Correzioni apportate nell’edizione elettronica Manuzio:
Bellorofonte e Stenobea = Bellerofonte e Stenobea
XXXIII.
LESSIFANE.(56)
Licino e Lessifane.
Licino. Il caro Lessifane con un libro?
Lessifane. Gnaffe, o Licino: è un de’ miei scritti d’uguanno, proprio il da sezzo.
Licino. Oh, tu ci scrivi qualcosa di sozzo?
Lessifane. Mainò, non dissi sozzo, ma sezzo: così si chiama uno scritto fresco fatto: tu sembri avere le orecchie stoppate di cerume.
Licino. Perdona, amico mio: sezzo suona quasi come sozzo. Ma dimmi che contiene lo scritto?
Lessifane. Un Convito che sgara quello del figliuol d’Aristone.
Licino. Ci ha molti Aristoni; ma tu menzionando un Convito parmi che intendi Platone.
Lessifane. Ben t’apponesti: ma altri non vi avrebbe imberciato.
Licino. Dunque leggimi qualcosa del libro, per non lasciarmi del tutto fuori la festa. E credo me lo mescerai un centellino di nèttare.

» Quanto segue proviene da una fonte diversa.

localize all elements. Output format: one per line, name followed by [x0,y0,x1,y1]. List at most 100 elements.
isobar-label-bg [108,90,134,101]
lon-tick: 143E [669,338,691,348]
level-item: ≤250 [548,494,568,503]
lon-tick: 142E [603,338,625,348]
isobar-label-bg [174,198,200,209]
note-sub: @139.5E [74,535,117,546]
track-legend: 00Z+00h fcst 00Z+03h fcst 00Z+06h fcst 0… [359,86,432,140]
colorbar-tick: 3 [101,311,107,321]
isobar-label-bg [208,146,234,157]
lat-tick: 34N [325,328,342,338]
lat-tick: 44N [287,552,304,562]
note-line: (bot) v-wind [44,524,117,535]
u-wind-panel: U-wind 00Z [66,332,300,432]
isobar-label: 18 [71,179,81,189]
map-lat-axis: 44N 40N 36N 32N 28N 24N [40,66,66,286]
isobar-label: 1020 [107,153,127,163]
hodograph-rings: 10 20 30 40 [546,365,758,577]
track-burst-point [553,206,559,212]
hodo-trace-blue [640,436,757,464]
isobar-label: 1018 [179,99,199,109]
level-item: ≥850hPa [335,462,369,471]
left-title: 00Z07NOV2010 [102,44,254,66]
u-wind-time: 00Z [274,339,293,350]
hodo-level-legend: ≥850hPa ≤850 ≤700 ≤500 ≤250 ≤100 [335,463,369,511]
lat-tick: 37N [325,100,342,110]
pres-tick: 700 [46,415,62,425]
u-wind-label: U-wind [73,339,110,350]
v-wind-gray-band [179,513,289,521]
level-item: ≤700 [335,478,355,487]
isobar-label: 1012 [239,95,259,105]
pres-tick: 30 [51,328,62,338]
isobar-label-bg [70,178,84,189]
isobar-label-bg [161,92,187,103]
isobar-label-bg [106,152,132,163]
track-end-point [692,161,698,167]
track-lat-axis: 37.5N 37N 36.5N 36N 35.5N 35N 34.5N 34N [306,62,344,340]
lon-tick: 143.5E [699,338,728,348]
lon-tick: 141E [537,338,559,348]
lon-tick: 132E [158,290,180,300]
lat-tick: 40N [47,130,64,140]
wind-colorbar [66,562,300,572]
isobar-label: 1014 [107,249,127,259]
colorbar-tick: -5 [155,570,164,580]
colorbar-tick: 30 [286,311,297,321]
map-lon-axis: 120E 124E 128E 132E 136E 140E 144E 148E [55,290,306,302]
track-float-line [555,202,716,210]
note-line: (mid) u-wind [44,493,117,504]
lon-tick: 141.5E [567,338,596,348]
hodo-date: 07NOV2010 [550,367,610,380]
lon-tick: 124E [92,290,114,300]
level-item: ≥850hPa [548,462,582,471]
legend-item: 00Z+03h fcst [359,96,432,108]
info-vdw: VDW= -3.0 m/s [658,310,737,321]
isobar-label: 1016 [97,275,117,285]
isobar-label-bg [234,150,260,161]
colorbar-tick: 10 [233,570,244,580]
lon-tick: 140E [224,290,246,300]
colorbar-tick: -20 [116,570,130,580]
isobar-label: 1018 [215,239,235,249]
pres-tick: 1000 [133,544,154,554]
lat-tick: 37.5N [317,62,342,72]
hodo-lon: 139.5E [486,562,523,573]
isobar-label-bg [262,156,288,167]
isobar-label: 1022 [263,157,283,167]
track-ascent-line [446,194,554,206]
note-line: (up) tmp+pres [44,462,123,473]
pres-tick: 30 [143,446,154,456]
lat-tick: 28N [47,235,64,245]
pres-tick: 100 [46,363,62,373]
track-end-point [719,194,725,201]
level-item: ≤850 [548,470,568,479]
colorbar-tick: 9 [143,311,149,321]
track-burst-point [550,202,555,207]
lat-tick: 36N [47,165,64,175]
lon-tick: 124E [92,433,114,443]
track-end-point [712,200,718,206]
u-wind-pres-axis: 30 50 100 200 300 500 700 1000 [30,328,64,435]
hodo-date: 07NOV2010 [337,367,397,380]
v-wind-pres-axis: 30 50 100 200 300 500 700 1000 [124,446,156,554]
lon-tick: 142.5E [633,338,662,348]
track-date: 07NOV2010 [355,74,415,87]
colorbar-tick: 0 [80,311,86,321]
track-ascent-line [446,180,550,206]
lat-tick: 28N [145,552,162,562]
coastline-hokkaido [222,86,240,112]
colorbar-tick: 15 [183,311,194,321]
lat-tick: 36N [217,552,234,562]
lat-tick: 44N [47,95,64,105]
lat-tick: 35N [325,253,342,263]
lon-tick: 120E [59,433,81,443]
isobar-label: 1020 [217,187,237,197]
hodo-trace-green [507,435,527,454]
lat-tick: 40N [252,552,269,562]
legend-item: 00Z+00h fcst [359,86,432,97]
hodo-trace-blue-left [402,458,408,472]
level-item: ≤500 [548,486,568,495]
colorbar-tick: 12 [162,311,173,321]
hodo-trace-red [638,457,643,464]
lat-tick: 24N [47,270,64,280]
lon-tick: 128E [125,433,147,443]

Lessifane. Pon giù il seme dell’ironia, sturati le orecchie, ed ascolta: non ci sia cerume che le stoppi.
Licino. Di’ pure, e non temere nè di stoppa, nè di canapo, nè di corda.
Lessifane. Bada intanto, o Licino, come conduco il discorso, se è proemieggiato bene, sfoggiato di bello stile, e benfrasato, e bendettato.
Licino. Così dev’essere, se egli è tuo. Ma via, comincia.
Lessifane (legge). «Dipoi ceneremo, disse Callicle: quinci a vespro spasseggerem nel Liceo: ora che siam su la caldana è tempo di ugnerci, e vaporarci al sole, e dopo il bagno manucare. Via su avviamoci. E tu, o ragazzo, la stregghia, la pelle, la lingeria, il sapone, carreggiami tutto nel bagno, e portaci la mercede al bagnaiuolo, chè ci ha in fondo al forziere du’ oboli.